# Even order of G

1. Sep 16, 2008

### fk378

1. The problem statement, all variables and given/known data
If G is a group of even order, prove it has an element a=/ e satisfying a^2=e.

3. The attempt at a solution
I showed that a=a^-1, ie a is its own inverse.
So, can't every element in G be its own inverse? Why does G have to be even ordered?

2. Sep 16, 2008

### Dick

The problem says "IF G is group of even order", that's why G has even order. The question of whether there is a nontrivial group of odd order such that a^2=e for all a is a completely different question. Do you want to try and solve it? You don't have to since you already solved the original question. Didn't you? Though you didn't really say how.

Last edited: Sep 16, 2008
3. Sep 16, 2008

### Dick

If you want to know, then if a^2=e for a not equal to e, the G has a subgroup of order 2. Doesn't it? What does that mean?

4. Sep 16, 2008

### fk378

Subgroup of order 2, then the subgroup has 2 elements. a and a-inverse. But can't there exist a b with a b-inverse in the subgroup as well? Why are there only 2 elements?

5. Sep 17, 2008

### Dick

{a,a^(-1)} isn't a subgroup. And it doesn't even have two elements. It's certainly not what I was considering. I don't think you are really thinking about this.

6. Sep 17, 2008

### fk378

I'm sorry, I'm new to proofs. Can you explain your last post? Why are there not 2 elements in {a, a^-1} and why is this not a subgroup?

7. Sep 17, 2008

### fk378

I got some hints from the TA:

Make 2 equivalence relations, one where a~a and another a~a-inverse
Show that every class size is 2 or 1
Show that the sum of the sizes of the equivalence classes=the size of the group

If what the question is asking is false, prove it is equivalent to "for all a =/ 0, the size of a equals 2." This gives a contradiction to the size of G being even.

8. Sep 17, 2008

### Dick

You assumed a^2=e for any a in G. That means a=a^(-1). That means {a,a^(-a)} has only one element. It's not a subgroup since if a!=e, e isn't in it. The subgroup is was referring to is {e,a}.

9. Sep 17, 2008

### Dick

I've begun to realize I'm confusing the original question with one you subsequently posed. Did you get the original question? Yes, pair a with a^(-1) for all elements in the group. e pairs with itself. If no other element pairs with itself then the order of the group must be odd. Right?

10. Sep 17, 2008

### fk378

Not quite following...in fact I don't even know how to use the hints the TA gave me.

11. Sep 17, 2008

### Dick

Ok, let's go back to the original question. I thought you said you had it and you don't. Forget all of the stuff in between, please? Think of all of the sets {a,a^(-1)} for a in G. Every element is in ONE of those sets, yes? And G is the union of all of those sets, also ok? If you don't agree, say so now.

12. Sep 17, 2008

### fk378

I agree.

13. Sep 17, 2008

### Dick

I hope so. Now if a=a^(-1), then the set {a,a^(-1)} has one element, otherwise it has two. Still with me?

14. Sep 17, 2008

### fk378

Yes, still following.

15. Sep 17, 2008

### Dick

Great! So G is the union of a bunch of sets. Some have two elements, some have one. Now {e} is one of those sets, since e=e^(-1). And {e} only has one element. Suppose n1 is the number of sets that have one element and n2 is the number that have two elements. Then the number of elements in G is n1*1+n2*2. Given that the number of elements in G is even, is it possible n1=1?

16. Sep 17, 2008

### fk378

Oh, I'm lost here. I thought G was made up of sets of 2 elements, not two and one. I understand that e is one of the sets of one element, though, you implied that there are more.

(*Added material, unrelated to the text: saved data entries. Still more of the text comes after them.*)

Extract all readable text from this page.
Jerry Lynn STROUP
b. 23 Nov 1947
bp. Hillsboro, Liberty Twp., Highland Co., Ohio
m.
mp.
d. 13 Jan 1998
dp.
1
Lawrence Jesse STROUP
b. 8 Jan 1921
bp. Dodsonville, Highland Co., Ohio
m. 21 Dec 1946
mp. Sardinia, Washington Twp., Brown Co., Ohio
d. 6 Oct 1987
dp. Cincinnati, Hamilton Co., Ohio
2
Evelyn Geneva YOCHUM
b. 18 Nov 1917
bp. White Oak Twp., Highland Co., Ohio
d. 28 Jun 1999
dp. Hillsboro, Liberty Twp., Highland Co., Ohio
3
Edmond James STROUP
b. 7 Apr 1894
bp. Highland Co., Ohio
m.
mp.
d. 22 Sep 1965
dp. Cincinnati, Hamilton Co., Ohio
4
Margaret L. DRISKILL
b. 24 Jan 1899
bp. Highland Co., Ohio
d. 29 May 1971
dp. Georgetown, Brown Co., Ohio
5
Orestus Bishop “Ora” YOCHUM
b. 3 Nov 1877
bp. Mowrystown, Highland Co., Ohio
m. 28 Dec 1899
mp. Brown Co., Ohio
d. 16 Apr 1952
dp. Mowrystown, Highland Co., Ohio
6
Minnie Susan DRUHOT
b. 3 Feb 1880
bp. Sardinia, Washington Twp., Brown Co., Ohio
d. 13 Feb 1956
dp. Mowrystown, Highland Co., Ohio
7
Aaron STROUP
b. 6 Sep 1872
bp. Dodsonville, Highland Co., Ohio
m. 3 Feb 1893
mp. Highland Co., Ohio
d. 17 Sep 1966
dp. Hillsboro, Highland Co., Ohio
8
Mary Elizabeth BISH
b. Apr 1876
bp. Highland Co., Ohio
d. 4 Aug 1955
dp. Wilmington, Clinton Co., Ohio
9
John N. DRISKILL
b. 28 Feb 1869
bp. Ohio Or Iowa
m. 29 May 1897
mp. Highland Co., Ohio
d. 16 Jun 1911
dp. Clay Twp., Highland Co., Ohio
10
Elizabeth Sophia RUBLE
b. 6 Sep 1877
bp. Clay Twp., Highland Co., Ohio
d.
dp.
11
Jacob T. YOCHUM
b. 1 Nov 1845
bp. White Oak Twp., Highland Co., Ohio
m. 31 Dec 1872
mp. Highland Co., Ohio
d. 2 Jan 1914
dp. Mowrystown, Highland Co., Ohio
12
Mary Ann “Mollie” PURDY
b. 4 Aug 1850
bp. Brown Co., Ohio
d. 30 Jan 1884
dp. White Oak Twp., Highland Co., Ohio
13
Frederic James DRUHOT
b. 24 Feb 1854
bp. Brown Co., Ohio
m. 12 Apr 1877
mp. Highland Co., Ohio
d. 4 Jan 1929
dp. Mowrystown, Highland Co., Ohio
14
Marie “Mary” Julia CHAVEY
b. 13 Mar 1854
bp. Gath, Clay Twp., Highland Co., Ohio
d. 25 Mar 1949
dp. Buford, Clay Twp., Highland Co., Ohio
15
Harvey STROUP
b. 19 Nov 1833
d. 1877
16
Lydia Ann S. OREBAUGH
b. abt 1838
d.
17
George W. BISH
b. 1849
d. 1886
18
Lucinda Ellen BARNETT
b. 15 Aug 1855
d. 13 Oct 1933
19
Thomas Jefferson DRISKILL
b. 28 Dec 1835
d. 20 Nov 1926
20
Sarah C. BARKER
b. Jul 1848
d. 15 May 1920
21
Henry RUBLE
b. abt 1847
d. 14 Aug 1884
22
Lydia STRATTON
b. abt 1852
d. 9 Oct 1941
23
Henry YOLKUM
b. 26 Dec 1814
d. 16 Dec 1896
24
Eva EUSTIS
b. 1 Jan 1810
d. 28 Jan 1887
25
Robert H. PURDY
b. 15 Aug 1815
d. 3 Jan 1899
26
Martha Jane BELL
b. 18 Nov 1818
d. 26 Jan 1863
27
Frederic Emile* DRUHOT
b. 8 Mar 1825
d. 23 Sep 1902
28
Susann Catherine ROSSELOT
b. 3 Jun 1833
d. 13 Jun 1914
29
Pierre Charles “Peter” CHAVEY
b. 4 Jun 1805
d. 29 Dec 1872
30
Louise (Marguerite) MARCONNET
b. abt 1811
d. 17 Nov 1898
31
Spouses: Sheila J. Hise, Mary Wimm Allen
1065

Where did you get n2*2 from? How do you know there are 2 sets with 2 elements in them?

17. Sep 17, 2008

### Dick

Sorry. I meant n1 and n2 to be different numbers. Try this "Suppose a is the number of sets that have one element and b is the number that have two elements. Then the number of members of G is a*1+b*2. Given that the number of members of G is even, is it possible a=1?" If G has an member such that g=g^(-1), then {g,g^(-1)} has only one element. There may be other members that belong to one element sets.

18. Sep 18, 2008

### fk378

it is possible for a=1, right? e could be the only element which is its own multiplicative inverse.

19. Sep 18, 2008

### Dick

Absolutely, then the order of G is 1 plus an even number isn't it? What could be wrong with that?

20. Sep 18, 2008

### fk378

That would imply that the order of G is odd.